The first ever graduation show for the MA in Design: Expanded Practice at Goldsmiths will be open to the public on 14-16 December 2018. As we approach the day of the exhibition opening, we’ll be giving you a preview of the diverse projects that will be on display. Today, we’re looking at the graduation projects of Lisa George and Thomas Goldstone.
Lisa George’s project, ‘Black British Feminism, Cornrows & Headwraps’, “aims to provide a platform in which Black British herstories can exist, remain and inform. Looking specifically at the intergenerational African and Caribbean practice of cornrowing (braiding) and head wrapping, I continue to research how this cultural staple can be used as a tool to collect the narratives of women who partake in it.
In addition to the context report, Lisa’s research will be shown through “a designed experience, which embodies elements of the private (home) and public space, expressions of each practice (cornrows/headwraps*), all accompanied by a tool i’ve developed to braid with.”
Thomas Goldstone’s project uses the dyspraxia/dyslexia test as a starting point. “The aim of the project is tune in to the ‘can-dos’ of Dyspraxia and Neurodivergence with the long-term goal of re-designing the test in a way that uncovers what people can do rather than what they cannot – to develop and sustain a ‘credit model’ rather than a ‘deficit model’.”
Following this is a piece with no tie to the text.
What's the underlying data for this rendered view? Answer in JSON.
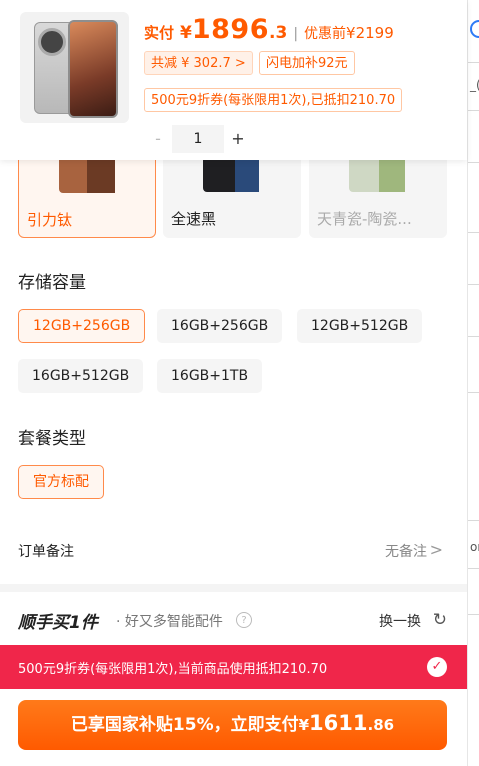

The research-based project is divided into six parts around Dyspraxia and Neurodiversity; each section will constitute a chapter in the publication and will be explored through immersive and performative experiments with groups of people (neurodivergent and neurotypical). “The use of sound as a material to explore dyspraxia through practice emanates from the fact that is, for me, both the most engaging yet over-stimulating sense”, Thomas says.